A patient in a Washington healthcare facility with was recently reported to have C. auris. Based on known details, the state Department of Health believe (DOH) believes this case of C. auris was acquired in Washington. 

The Tacoma-Pierce County Health Department is investigating the case.

DOH is also aware of one other unrelated Washington resident who tested positive for C. auris during a hospitalization in another state. DOH and partner local health jurisdictions are working with involved facilities to assess and optimize infection prevention practices and to perform screening of other patients to identify if transmission has occurred. Public Health is making this announcement to strongly encourage all healthcare facilities to optimize infection prevention practices and to prepare for safely admitting and caring for patients who are infected or colonized with C. auris.

C. auris was first reported in 2009 outside of the U.S. and has since emerged globally as a life-threatening, highly transmissible, often multidrug resistant yeast that has caused difficult to control healthcare outbreaks. Invasive infections with any Candida species can be fatal. Based on information from a limited number of patients, more than 1 in 3 people with C. auris infections have died. Patients needing long term acute care and indwelling devices are at the highest risk for acquisition.

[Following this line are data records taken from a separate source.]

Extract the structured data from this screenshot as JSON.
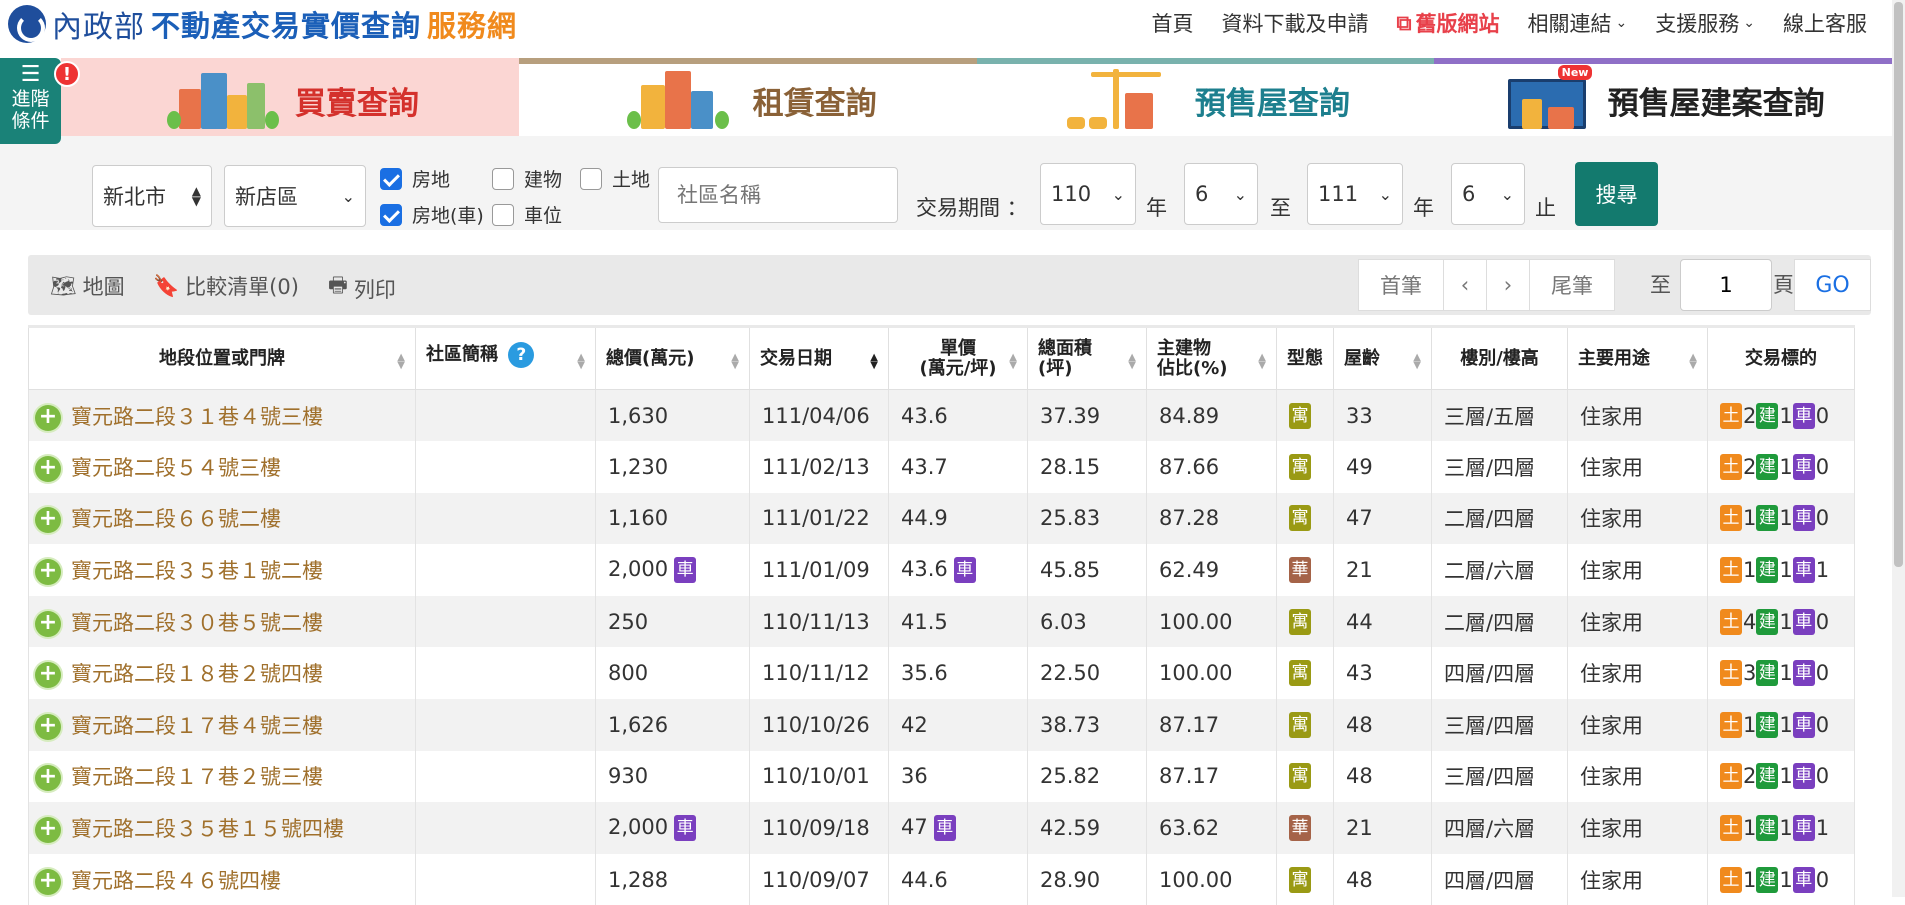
{
  "header": {
    "ministry": "內政部",
    "site_name": "不動產交易實價查詢",
    "site_accent": "服務網",
    "nav": [
      {
        "label": "首頁"
      },
      {
        "label": "資料下載及申請"
      },
      {
        "label": "舊版網站"
      },
      {
        "label": "相關連結",
        "dropdown": true
      },
      {
        "label": "支援服務",
        "dropdown": true
      },
      {
        "label": "線上客服"
      }
    ]
  },
  "advanced": {
    "label_line1": "進階",
    "label_line2": "條件",
    "alert": "!"
  },
  "tabs": [
    {
      "label": "買賣查詢",
      "active": true
    },
    {
      "label": "租賃查詢"
    },
    {
      "label": "預售屋查詢"
    },
    {
      "label": "預售屋建案查詢",
      "badge": "New"
    }
  ],
  "filters": {
    "city": "新北市",
    "district": "新店區",
    "types": [
      {
        "label": "房地",
        "checked": true
      },
      {
        "label": "建物",
        "checked": false
      },
      {
        "label": "土地",
        "checked": false
      },
      {
        "label": "房地(車)",
        "checked": true
      },
      {
        "label": "車位",
        "checked": false
      }
    ],
    "community_placeholder": "社區名稱",
    "period_label": "交易期間 ：",
    "from_year": "110",
    "year_unit": "年",
    "from_month": "6",
    "to_label": "至",
    "to_year": "111",
    "to_month": "6",
    "end_label": "止",
    "search_button": "搜尋"
  },
  "toolbar": {
    "map": "地圖",
    "compare": "比較清單(0)",
    "print": "列印",
    "first": "首筆",
    "prev": "‹",
    "next": "›",
    "last": "尾筆",
    "goto_prefix": "至",
    "page": "1",
    "page_unit": "頁",
    "go": "GO"
  },
  "table": {
    "headers": {
      "address": "地段位置或門牌",
      "community": "社區簡稱",
      "total_price": "總價(萬元)",
      "date": "交易日期",
      "unit_price_1": "單價",
      "unit_price_2": "(萬元/坪)",
      "area_1": "總面積",
      "area_2": "(坪)",
      "main_1": "主建物",
      "main_2": "佔比(%)",
      "type": "型態",
      "age": "屋齡",
      "floor": "樓別/樓高",
      "usage": "主要用途",
      "target": "交易標的"
    },
    "tag_labels": {
      "car": "車",
      "land": "土",
      "bld": "建",
      "car_short": "車",
      "apt": "寓",
      "mansion": "華"
    },
    "rows": [
      {
        "address": "寶元路二段３１巷４號三樓",
        "total": "1,630",
        "car": false,
        "date": "111/04/06",
        "unit": "43.6",
        "area": "37.39",
        "main": "84.89",
        "type": "寓",
        "age": "33",
        "floor": "三層/五層",
        "usage": "住家用",
        "land": "2",
        "bld": "1",
        "park": "0"
      },
      {
        "address": "寶元路二段５４號三樓",
        "total": "1,230",
        "car": false,
        "date": "111/02/13",
        "unit": "43.7",
        "area": "28.15",
        "main": "87.66",
        "type": "寓",
        "age": "49",
        "floor": "三層/四層",
        "usage": "住家用",
        "land": "2",
        "bld": "1",
        "park": "0"
      },
      {
        "address": "寶元路二段６６號二樓",
        "total": "1,160",
        "car": false,
        "date": "111/01/22",
        "unit": "44.9",
        "area": "25.83",
        "main": "87.28",
        "type": "寓",
        "age": "47",
        "floor": "二層/四層",
        "usage": "住家用",
        "land": "1",
        "bld": "1",
        "park": "0"
      },
      {
        "address": "寶元路二段３５巷１號二樓",
        "total": "2,000",
        "car": true,
        "date": "111/01/09",
        "unit": "43.6",
        "area": "45.85",
        "main": "62.49",
        "type": "華",
        "age": "21",
        "floor": "二層/六層",
        "usage": "住家用",
        "land": "1",
        "bld": "1",
        "park": "1"
      },
      {
        "address": "寶元路二段３０巷５號二樓",
        "total": "250",
        "car": false,
        "date": "110/11/13",
        "unit": "41.5",
        "area": "6.03",
        "main": "100.00",
        "type": "寓",
        "age": "44",
        "floor": "二層/四層",
        "usage": "住家用",
        "land": "4",
        "bld": "1",
        "park": "0"
      },
      {
        "address": "寶元路二段１８巷２號四樓",
        "total": "800",
        "car": false,
        "date": "110/11/12",
        "unit": "35.6",
        "area": "22.50",
        "main": "100.00",
        "type": "寓",
        "age": "43",
        "floor": "四層/四層",
        "usage": "住家用",
        "land": "3",
        "bld": "1",
        "park": "0"
      },
      {
        "address": "寶元路二段１７巷４號三樓",
        "total": "1,626",
        "car": false,
        "date": "110/10/26",
        "unit": "42",
        "area": "38.73",
        "main": "87.17",
        "type": "寓",
        "age": "48",
        "floor": "三層/四層",
        "usage": "住家用",
        "land": "1",
        "bld": "1",
        "park": "0"
      },
      {
        "address": "寶元路二段１７巷２號三樓",
        "total": "930",
        "car": false,
        "date": "110/10/01",
        "unit": "36",
        "area": "25.82",
        "main": "87.17",
        "type": "寓",
        "age": "48",
        "floor": "三層/四層",
        "usage": "住家用",
        "land": "2",
        "bld": "1",
        "park": "0"
      },
      {
        "address": "寶元路二段３５巷１５號四樓",
        "total": "2,000",
        "car": true,
        "date": "110/09/18",
        "unit": "47",
        "area": "42.59",
        "main": "63.62",
        "type": "華",
        "age": "21",
        "floor": "四層/六層",
        "usage": "住家用",
        "land": "1",
        "bld": "1",
        "park": "1"
      },
      {
        "address": "寶元路二段４６號四樓",
        "total": "1,288",
        "car": false,
        "date": "110/09/07",
        "unit": "44.6",
        "area": "28.90",
        "main": "100.00",
        "type": "寓",
        "age": "48",
        "floor": "四層/四層",
        "usage": "住家用",
        "land": "1",
        "bld": "1",
        "park": "0"
      }
    ]
  }
}
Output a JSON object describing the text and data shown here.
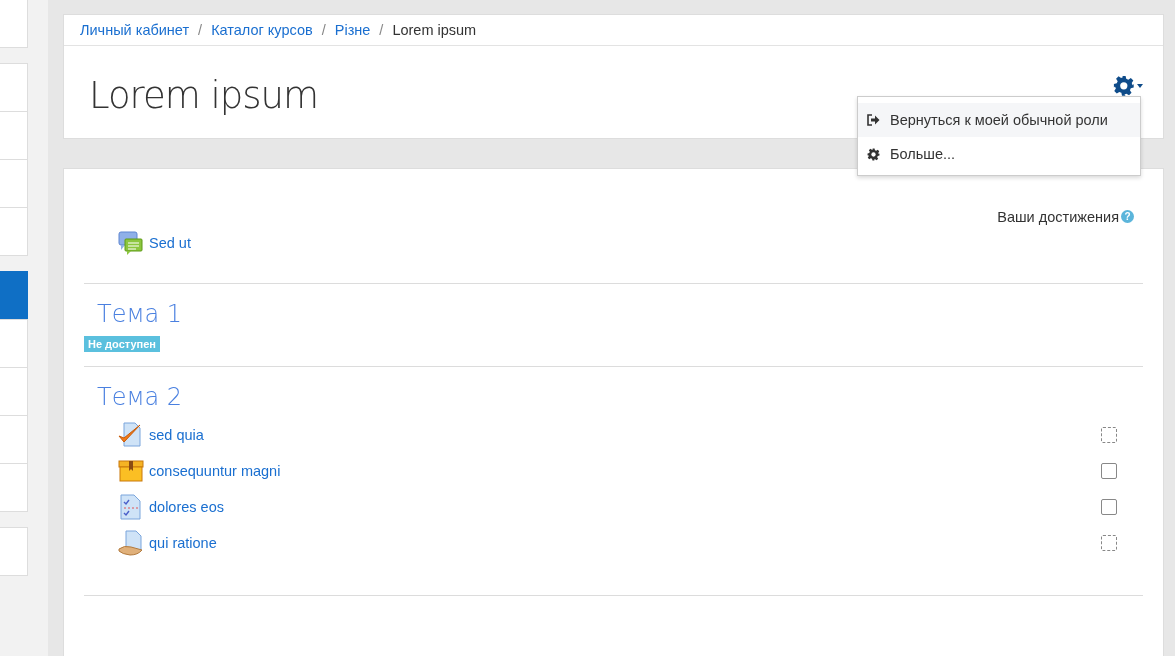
{
  "sidebar": {
    "groups": [
      [
        {
          "selected": false
        }
      ],
      [
        {
          "selected": false
        },
        {
          "selected": false
        },
        {
          "selected": false
        },
        {
          "selected": false
        }
      ],
      [
        {
          "selected": true
        },
        {
          "selected": false
        },
        {
          "selected": false
        },
        {
          "selected": false
        },
        {
          "selected": false
        }
      ],
      [
        {
          "selected": false
        }
      ]
    ]
  },
  "breadcrumb": [
    {
      "label": "Личный кабинет",
      "kind": "link"
    },
    {
      "label": "/",
      "kind": "separator"
    },
    {
      "label": "Каталог курсов",
      "kind": "link"
    },
    {
      "label": "/",
      "kind": "separator"
    },
    {
      "label": "Різне",
      "kind": "link"
    },
    {
      "label": "/",
      "kind": "separator"
    },
    {
      "label": "Lorem ipsum",
      "kind": "current"
    }
  ],
  "page_title": "Lorem ipsum",
  "actions_menu": {
    "expanded": true,
    "items": [
      {
        "label": "Вернуться к моей обычной роли",
        "kind": "return",
        "selected": true
      },
      {
        "label": "Больше...",
        "kind": "gear",
        "selected": false
      }
    ]
  },
  "progress_label": "Ваши достижения",
  "help_icon": "?",
  "intro_activities": [
    {
      "name": "Sed ut",
      "kind": "forum"
    }
  ],
  "sections": [
    {
      "title": "Тема 1",
      "badge": "Не доступен"
    },
    {
      "title": "Тема 2",
      "activities": [
        {
          "name": "sed quia",
          "kind": "assign",
          "automatic": true
        },
        {
          "name": "consequuntur magni",
          "kind": "box",
          "automatic": false
        },
        {
          "name": "dolores eos",
          "kind": "quiz",
          "automatic": false
        },
        {
          "name": "qui ratione",
          "kind": "resource",
          "automatic": true
        }
      ]
    }
  ]
}
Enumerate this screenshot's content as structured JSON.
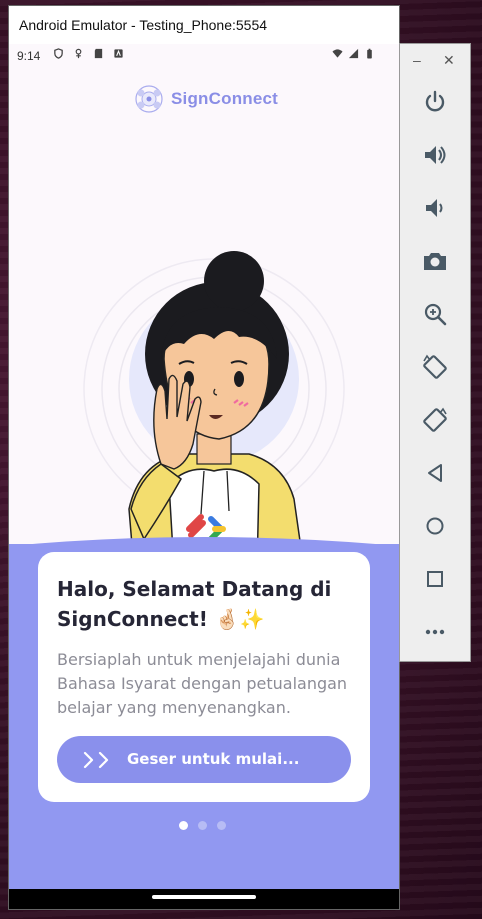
{
  "window": {
    "title": "Android Emulator - Testing_Phone:5554"
  },
  "status_bar": {
    "time": "9:14",
    "left_icons": [
      "shield-icon",
      "usb-debug-icon",
      "sd-card-icon",
      "app-notification-icon"
    ],
    "right_icons": [
      "wifi-icon",
      "signal-icon",
      "battery-icon"
    ]
  },
  "app": {
    "logo_text": "SignConnect",
    "card": {
      "title_line1": "Halo, Selamat Datang di",
      "title_line2": "SignConnect! 🤞🏻✨",
      "description": "Bersiaplah untuk menjelajahi dunia Bahasa Isyarat dengan petualangan belajar yang menyenangkan.",
      "swipe_label": "Geser untuk mulai..."
    },
    "page_indicator": {
      "total": 3,
      "active": 1
    }
  },
  "toolbar": {
    "minimize": "–",
    "close": "✕",
    "buttons": [
      "power-icon",
      "volume-up-icon",
      "volume-down-icon",
      "camera-icon",
      "zoom-icon",
      "rotate-left-icon",
      "rotate-right-icon",
      "back-icon",
      "home-icon",
      "overview-icon",
      "more-icon"
    ]
  },
  "colors": {
    "accent": "#8a90ec",
    "purple_bg": "#9198f1",
    "logo": "#8a8ee6",
    "card_title": "#262636",
    "card_text": "#8c8c96"
  }
}
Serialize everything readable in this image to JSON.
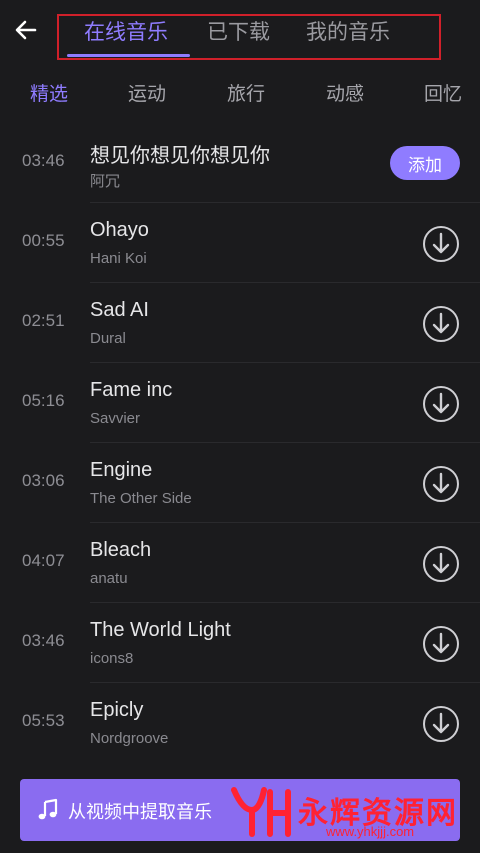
{
  "header": {
    "tabs": [
      {
        "label": "在线音乐",
        "active": true
      },
      {
        "label": "已下载",
        "active": false
      },
      {
        "label": "我的音乐",
        "active": false
      }
    ]
  },
  "categories": [
    {
      "label": "精选",
      "active": true
    },
    {
      "label": "运动",
      "active": false
    },
    {
      "label": "旅行",
      "active": false
    },
    {
      "label": "动感",
      "active": false
    },
    {
      "label": "回忆",
      "active": false
    }
  ],
  "songs": [
    {
      "duration": "03:46",
      "title": "想见你想见你想见你",
      "artist": "阿冗",
      "action": "add"
    },
    {
      "duration": "00:55",
      "title": "Ohayo",
      "artist": "Hani Koi",
      "action": "download"
    },
    {
      "duration": "02:51",
      "title": "Sad AI",
      "artist": "Dural",
      "action": "download"
    },
    {
      "duration": "05:16",
      "title": "Fame inc",
      "artist": "Savvier",
      "action": "download"
    },
    {
      "duration": "03:06",
      "title": "Engine",
      "artist": "The Other Side",
      "action": "download"
    },
    {
      "duration": "04:07",
      "title": "Bleach",
      "artist": "anatu",
      "action": "download"
    },
    {
      "duration": "03:46",
      "title": "The World Light",
      "artist": "icons8",
      "action": "download"
    },
    {
      "duration": "05:53",
      "title": "Epicly",
      "artist": "Nordgroove",
      "action": "download"
    }
  ],
  "add_label": "添加",
  "extract_button": {
    "label": "从视频中提取音乐",
    "icon": "music-note-icon"
  },
  "watermark": {
    "text": "永辉资源网",
    "url": "www.yhkjjj.com"
  },
  "colors": {
    "accent": "#8f7cff",
    "extract_bg": "#8a6cf0",
    "background": "#1b1b1d",
    "highlight_box": "#d0202a",
    "watermark": "#ff2233"
  },
  "icons": {
    "back": "arrow-left-icon",
    "download": "download-circle-icon",
    "music": "music-note-icon"
  }
}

International healthcare is often the initial source of introduction of C. auris to a region and subsequent healthcare transmission may occur due to lapses in infection control practices.

C. auris can be misidentified as a number of different organisms when using traditional phenotypic methods for yeast identification such as VITEK 2 YST, API 20C, BD Phoenix yeast, and Microscan. An increase in infections due to unidentified Candida species in a patient care unit, including increases in isolation of Candida from urine specimens, should also prompt suspicion for C. auris.

DOH performs special surveillance for C. auris by screening isolates submitted from high-risk patients,
proactive screening of patients in high acuity long term care facilities, and sentinel lab submissions of
non-albicans Candida species to the WA Public Health Laboratory for species identification. There are
currently no FDA-approved tests for colonization swabs. Laboratories with capability to characterize
isolates further when C. auris is suspected are encouraged to do so. Public Health closely tracks all
known C. auris cases and notifies healthcare facilities if a newly admitted patient should be screened.